When statesmen played him a double game, he paid them
back in their own coin with compound interest. Perhaps that is why
they hated him so heartily and blackened his memory. But amid all the
mad license of savage life, Radisson remained untainted. Other
explorers and statesmen, too, have left a trail of blood to perpetuate
their memory; Radisson never once spilled human blood needlessly, and
was beloved by the savages.
Memorial tablets commemorate other discoverers. Radisson needs none.
The Great Northwest is his monument for all time.
[1] Radisson's petition to the Hudson's Bay Company gives these amounts.
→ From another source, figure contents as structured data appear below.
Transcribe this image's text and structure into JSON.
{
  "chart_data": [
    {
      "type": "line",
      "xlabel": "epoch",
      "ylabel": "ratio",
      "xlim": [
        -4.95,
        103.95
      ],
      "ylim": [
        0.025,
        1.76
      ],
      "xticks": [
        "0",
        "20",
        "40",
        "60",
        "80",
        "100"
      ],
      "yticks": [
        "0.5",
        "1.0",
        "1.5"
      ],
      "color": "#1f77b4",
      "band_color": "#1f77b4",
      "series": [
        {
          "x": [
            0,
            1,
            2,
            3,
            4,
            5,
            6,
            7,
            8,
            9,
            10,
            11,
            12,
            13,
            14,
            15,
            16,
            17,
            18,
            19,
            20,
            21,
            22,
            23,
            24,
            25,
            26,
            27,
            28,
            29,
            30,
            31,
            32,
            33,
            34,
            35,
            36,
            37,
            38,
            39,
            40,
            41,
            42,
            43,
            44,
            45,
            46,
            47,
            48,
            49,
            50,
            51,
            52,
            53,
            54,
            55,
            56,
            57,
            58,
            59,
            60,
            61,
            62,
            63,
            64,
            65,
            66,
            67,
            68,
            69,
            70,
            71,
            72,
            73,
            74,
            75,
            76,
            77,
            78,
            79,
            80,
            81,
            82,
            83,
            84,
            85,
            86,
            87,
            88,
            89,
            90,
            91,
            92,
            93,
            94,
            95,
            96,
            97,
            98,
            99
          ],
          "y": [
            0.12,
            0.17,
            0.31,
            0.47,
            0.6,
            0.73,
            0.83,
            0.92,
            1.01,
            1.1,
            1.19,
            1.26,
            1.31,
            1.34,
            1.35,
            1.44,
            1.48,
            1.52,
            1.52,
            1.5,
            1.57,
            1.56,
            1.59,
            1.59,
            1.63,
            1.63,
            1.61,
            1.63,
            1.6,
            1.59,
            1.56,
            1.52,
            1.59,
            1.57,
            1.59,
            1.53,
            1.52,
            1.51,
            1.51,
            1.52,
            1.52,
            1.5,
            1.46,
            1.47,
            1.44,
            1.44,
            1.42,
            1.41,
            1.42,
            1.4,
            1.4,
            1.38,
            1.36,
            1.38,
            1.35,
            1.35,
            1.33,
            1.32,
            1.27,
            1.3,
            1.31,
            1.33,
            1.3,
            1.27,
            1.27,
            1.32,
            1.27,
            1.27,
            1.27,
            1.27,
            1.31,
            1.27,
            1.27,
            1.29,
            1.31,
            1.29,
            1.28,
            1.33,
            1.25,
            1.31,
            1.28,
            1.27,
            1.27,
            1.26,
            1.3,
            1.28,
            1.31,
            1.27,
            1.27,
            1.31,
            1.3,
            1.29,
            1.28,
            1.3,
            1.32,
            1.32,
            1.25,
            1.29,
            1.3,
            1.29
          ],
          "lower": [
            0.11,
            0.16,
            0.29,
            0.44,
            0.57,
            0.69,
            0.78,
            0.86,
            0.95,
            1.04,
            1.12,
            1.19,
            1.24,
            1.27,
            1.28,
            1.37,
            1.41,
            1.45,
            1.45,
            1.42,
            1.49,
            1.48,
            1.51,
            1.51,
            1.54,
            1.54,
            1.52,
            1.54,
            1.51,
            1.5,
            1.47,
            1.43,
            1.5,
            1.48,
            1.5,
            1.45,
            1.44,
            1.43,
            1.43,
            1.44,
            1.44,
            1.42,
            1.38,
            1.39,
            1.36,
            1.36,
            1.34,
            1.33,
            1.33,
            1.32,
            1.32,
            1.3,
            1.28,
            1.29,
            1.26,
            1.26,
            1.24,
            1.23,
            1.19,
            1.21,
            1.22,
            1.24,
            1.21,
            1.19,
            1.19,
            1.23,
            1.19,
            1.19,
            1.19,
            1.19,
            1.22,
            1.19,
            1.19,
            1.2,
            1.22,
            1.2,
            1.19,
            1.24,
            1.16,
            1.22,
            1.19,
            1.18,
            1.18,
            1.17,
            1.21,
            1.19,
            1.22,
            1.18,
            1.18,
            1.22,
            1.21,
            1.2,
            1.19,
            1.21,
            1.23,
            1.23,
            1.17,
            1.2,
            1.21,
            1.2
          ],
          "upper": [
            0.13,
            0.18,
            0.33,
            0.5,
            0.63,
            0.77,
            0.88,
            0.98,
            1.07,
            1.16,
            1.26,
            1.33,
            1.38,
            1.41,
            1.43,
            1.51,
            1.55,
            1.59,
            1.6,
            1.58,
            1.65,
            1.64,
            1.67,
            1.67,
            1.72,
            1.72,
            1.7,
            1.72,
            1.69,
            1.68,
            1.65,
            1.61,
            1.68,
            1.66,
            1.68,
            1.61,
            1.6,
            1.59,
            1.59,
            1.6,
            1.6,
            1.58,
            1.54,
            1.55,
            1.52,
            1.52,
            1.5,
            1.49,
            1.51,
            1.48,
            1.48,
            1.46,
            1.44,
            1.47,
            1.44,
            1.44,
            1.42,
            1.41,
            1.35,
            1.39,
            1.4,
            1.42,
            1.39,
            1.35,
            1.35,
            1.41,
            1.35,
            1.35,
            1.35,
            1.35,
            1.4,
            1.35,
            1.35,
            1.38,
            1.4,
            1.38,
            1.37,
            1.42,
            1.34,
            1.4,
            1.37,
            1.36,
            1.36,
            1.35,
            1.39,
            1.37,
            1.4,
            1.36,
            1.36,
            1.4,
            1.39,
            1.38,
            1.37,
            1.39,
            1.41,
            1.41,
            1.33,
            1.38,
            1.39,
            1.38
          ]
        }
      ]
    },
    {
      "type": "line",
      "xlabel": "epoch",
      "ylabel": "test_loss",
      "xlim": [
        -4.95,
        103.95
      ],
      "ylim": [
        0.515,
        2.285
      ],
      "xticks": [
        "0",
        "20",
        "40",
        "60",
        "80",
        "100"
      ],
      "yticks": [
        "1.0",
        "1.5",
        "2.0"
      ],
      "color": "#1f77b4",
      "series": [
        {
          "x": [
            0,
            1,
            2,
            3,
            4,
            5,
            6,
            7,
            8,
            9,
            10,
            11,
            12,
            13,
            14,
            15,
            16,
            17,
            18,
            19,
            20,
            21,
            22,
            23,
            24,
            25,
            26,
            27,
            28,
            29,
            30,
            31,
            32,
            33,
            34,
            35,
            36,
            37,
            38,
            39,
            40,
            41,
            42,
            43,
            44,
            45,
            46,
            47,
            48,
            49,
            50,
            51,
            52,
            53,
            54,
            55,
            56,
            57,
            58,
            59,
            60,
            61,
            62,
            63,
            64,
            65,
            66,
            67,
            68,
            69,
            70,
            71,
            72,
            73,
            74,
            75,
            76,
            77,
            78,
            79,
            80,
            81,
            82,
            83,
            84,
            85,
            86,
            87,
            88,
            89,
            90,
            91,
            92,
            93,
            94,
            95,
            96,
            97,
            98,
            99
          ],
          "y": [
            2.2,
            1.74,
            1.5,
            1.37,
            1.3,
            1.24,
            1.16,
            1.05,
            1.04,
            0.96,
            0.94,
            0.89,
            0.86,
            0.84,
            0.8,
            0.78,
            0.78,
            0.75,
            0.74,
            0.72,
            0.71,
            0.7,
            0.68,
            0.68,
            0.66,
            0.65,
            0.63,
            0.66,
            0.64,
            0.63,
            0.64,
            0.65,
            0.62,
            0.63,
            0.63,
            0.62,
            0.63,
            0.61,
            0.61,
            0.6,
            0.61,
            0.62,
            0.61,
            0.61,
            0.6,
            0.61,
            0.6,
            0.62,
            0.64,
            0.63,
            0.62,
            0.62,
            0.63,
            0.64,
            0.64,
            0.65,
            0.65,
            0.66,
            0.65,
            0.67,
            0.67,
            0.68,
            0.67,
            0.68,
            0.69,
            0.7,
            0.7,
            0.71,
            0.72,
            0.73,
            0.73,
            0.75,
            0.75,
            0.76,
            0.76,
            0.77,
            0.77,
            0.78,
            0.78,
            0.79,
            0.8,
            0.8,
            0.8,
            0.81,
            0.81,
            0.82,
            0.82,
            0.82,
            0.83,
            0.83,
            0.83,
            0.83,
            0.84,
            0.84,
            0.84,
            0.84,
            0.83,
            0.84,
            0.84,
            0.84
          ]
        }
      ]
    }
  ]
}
[2] See State Papers quoted in Chapter VI. I need scarcely add that
Radisson did not steal a march on his patrons by secretly shipping furs
to Europe. This is only another of the innumerable slanders against
Radisson which State Papers disprove.
[3] It seems impossible that historians with the slightest regard for
truth should have branded this part of _Radisson's Relation_ as a
fabrication, too. Yet such is the case, and of writers whose books are
supposed to be reputable. Since parts of Radisson's life appeared in
the magazines, among many letters I received one from a well-known
historian which to put it mildly was furious at the acceptance of
_Radisson's Journal_ as authentic. In reply, I asked that historian
how many documents contemporaneous with Radisson's life he had
consulted before he branded so great an explorer as Radisson as a liar.